Il s’agissait d’une étude très attendue. Ce programme national de recherche a été lancé un an après les attentats de novembre 2015, pour étudier la construction et l’évolution de la mémoire des attentats, par l’Inserm, le CNRS et l’Université HESAM.
Il s’agit d’une étude inédite par son échantillon : les victimes du Bataclan ont toutes été exposées au même événement tragique – alors que de manière générale, les études sur le stress post-traumatique incluent souvent des victimes de guerre, qui ont vécu des expériences beaucoup plus hétérogènes. Les chercheurs, neuroscientifiques et spécialistes en psychologie expérimentale, ont pu les suivre plus de 10 ans après l’attentat. 100 victimes du Bataclan ont accepté d’y participer. Parmi eux, 57 souffraient, ou souffrent encore, de syndrome de stress post-traumatique.
Qu’ont trouvé les chercheurs ?
Un lien entre ce trouble et une défaillance de certains mécanismes cérébraux. Le syndrome de stress post-traumatique se traduit par des souvenirs qui reviennent sans pouvoir les contrôler, des pensées qui surgissent tout le temps, des flashbacks, des cauchemars. Les victimes revivent constamment l’attaque.
Les chercheurs ont vu que dans ce cas, ce n’est pas seulement la mémoire associée à l’attaque qui est hyper-stimulée : les chercheurs ont vu une altération des mécanismes de contrôle des mémoires, même de celles qui n’y sont pour rien. avec le traumatisme. Ils constatent une dégradation de la mémoire même pour les pensées triviales : le contrôle du cerveau ne fonctionne plus bien.
Observent-ils que ces mécanismes cérébraux sont restaurés lorsque les victimes se remettent d’un syndrome de stress post-traumatique ?
Oui, ils ont même vu que la restauration de ce contrôle de la mémoire se produit avant la rémission. Le système se répare et les pensées intrusives disparaissent. Sans qu’il soit encore possible de conclure à un lien de cause à effet.
Mais cela donne déjà des idées de nouveaux protocoles de soins : le syndrome de stress post-traumatique pourrait être traité en travaillant sur d’autres pensées que celles du choc traumatique.
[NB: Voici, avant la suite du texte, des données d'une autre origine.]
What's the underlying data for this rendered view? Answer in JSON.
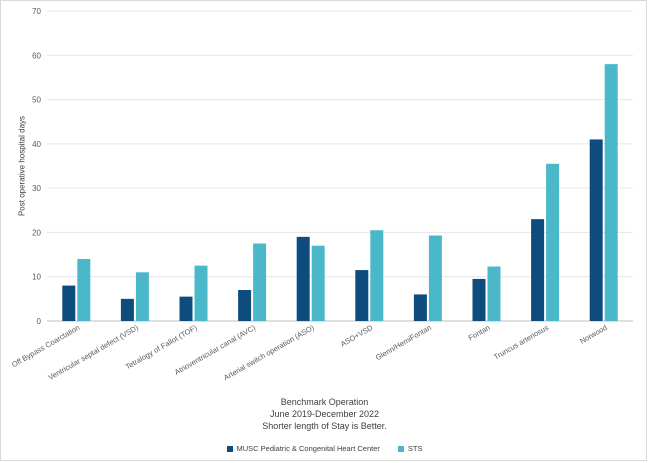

Aujourd’hui, la plupart des thérapies font appel au souvenir : on demande aux patients de raconter l’attentat ou l’accident qui les a traumatisés, c’est difficile à supporter : 30 % des patients arrêtent parce qu’ils trouvent cela trop dur. dur.
L’étude des victimes du Bataclan ouvre une nouvelle piste, celle de pouvoir remuscler le cerveau d’une manière ou d’une autre, en travaillant avec différents protocoles.
Au-delà même du choc post-traumatique, cette étude montre l’importance de ces mécanismes de contrôle de la mémoire, de ces mécanismes d’oubli : ils sont actifs, on peut les contrôler, contrairement à ce qu’on pensait jusqu’alors.